HIT-6 related variables, sex, age, and migraine type were pre-defined as having to be part of the model. Given that mapping algorithms are intended to be used by other researchers, we only considered age and sexFootnote 1 as possible socio-demographic explanatory variables, since they are almost always collected in studies. Studies have shown that age has an impact on the symptoms of people with migraine, e.g. decrease in frequency of photophobia and phonophobia [29]. Migraine also affects three times more women than men, and it is known that fluctuations in female hormones play an important role in this relationship [30, 31]. Since especially in women, the impact of migraines varies with age, we tested whether there is an interaction between age and sex [29]. We also included the information whether patients suffered from episodic or chronic migraines and its interaction with age. Migraine characteristics evolve across time (e.g. the conversion of episodic to chronic migraine), thus the importance of testing the inclusion of an interaction term between migraine type and age [32].
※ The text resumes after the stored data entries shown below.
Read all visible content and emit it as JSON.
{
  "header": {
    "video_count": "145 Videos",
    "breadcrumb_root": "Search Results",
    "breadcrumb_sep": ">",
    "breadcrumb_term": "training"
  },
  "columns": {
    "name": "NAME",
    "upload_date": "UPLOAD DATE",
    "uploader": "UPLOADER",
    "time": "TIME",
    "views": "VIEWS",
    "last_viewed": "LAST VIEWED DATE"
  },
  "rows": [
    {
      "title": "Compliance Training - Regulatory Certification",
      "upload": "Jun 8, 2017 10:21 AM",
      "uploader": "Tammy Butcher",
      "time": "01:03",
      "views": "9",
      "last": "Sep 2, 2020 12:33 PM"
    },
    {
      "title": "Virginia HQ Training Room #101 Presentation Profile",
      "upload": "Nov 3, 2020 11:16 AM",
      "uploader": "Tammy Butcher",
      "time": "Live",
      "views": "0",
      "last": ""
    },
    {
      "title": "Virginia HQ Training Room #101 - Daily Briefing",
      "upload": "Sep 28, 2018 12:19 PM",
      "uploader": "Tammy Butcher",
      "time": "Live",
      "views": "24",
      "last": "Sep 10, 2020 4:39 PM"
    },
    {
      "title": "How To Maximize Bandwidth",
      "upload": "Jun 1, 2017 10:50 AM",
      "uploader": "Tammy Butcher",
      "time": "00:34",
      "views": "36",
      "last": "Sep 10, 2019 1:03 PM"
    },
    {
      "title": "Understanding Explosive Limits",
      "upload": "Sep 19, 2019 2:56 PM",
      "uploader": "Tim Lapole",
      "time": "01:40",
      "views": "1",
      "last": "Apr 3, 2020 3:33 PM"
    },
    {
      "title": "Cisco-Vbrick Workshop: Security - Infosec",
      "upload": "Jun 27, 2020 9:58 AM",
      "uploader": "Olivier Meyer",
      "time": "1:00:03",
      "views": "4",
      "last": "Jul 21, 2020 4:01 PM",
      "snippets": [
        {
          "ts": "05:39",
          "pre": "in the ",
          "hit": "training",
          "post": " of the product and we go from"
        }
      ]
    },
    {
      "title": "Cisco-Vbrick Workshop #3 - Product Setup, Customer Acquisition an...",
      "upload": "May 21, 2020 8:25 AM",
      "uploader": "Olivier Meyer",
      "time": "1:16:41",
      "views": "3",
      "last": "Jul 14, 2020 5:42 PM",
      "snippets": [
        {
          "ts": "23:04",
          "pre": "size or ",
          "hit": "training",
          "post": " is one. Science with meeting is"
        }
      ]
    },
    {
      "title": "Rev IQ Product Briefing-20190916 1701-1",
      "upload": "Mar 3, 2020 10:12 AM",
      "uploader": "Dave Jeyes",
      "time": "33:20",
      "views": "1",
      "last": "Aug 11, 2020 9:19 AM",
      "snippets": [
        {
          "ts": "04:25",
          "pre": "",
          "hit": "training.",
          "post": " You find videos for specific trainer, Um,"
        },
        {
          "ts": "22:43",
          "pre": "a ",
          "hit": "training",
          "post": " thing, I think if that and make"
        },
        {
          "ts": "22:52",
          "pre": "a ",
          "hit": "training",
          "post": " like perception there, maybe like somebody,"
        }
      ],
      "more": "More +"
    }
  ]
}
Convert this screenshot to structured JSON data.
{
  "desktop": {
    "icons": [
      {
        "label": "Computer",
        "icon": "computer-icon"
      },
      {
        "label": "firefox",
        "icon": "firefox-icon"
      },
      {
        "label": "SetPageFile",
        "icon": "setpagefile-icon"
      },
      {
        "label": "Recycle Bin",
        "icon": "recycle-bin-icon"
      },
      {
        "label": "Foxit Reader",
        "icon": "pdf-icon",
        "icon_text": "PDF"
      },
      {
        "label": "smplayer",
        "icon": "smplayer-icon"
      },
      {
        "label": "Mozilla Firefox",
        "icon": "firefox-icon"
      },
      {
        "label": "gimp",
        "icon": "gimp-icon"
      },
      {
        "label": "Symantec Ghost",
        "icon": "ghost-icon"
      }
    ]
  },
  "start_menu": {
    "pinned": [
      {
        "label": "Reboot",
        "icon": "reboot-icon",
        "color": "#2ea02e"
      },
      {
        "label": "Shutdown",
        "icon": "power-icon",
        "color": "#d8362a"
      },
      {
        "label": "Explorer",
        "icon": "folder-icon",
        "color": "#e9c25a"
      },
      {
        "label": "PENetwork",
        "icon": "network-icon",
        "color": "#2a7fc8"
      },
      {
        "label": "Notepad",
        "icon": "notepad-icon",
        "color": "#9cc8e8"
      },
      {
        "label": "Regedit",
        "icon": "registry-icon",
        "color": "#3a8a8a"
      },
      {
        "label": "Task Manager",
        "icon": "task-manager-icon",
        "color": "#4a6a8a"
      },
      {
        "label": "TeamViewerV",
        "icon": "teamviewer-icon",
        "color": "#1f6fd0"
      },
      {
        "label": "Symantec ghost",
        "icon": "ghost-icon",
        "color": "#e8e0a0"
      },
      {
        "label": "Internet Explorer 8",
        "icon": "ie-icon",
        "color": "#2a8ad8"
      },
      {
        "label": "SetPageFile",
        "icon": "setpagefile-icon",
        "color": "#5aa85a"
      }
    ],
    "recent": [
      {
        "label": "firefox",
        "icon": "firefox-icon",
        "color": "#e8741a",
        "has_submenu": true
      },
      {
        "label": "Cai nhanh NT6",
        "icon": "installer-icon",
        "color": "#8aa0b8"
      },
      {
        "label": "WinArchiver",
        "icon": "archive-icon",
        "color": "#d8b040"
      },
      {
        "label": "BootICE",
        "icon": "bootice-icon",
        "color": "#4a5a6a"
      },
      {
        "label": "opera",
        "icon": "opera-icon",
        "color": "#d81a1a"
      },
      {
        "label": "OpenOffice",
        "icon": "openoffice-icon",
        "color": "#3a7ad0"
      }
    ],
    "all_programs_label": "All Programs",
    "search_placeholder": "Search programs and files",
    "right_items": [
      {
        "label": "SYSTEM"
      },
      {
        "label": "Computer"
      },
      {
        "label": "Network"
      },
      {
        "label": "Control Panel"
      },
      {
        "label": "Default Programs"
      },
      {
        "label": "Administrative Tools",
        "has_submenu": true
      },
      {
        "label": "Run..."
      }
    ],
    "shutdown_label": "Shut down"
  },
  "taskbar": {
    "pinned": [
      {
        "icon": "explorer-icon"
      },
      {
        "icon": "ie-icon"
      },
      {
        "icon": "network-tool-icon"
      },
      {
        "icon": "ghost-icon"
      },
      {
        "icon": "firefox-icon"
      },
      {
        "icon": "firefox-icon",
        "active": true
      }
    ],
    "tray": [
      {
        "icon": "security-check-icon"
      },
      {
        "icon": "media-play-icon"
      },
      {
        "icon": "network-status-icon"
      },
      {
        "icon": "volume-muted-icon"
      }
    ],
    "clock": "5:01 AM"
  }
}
We conducted complete-case analysis based on the following variables: EQ-5D domains, HIT-6 domains, migraine type, age, and sex.

Validation

We plotted the observed and predicted EQ-5D values to visualise the models’ performance. Given the lack of external data to conduct external validation, a tenfold cross-validation was carried out to compare the predictions of each model with the actual EQ-5D scores. This method is recommended for small samples [20]. Models’ predictive performance was assessed with root mean squared error (RMSE), mean absolute error (MAE), and R2, reporting the mean of all 10 cycles.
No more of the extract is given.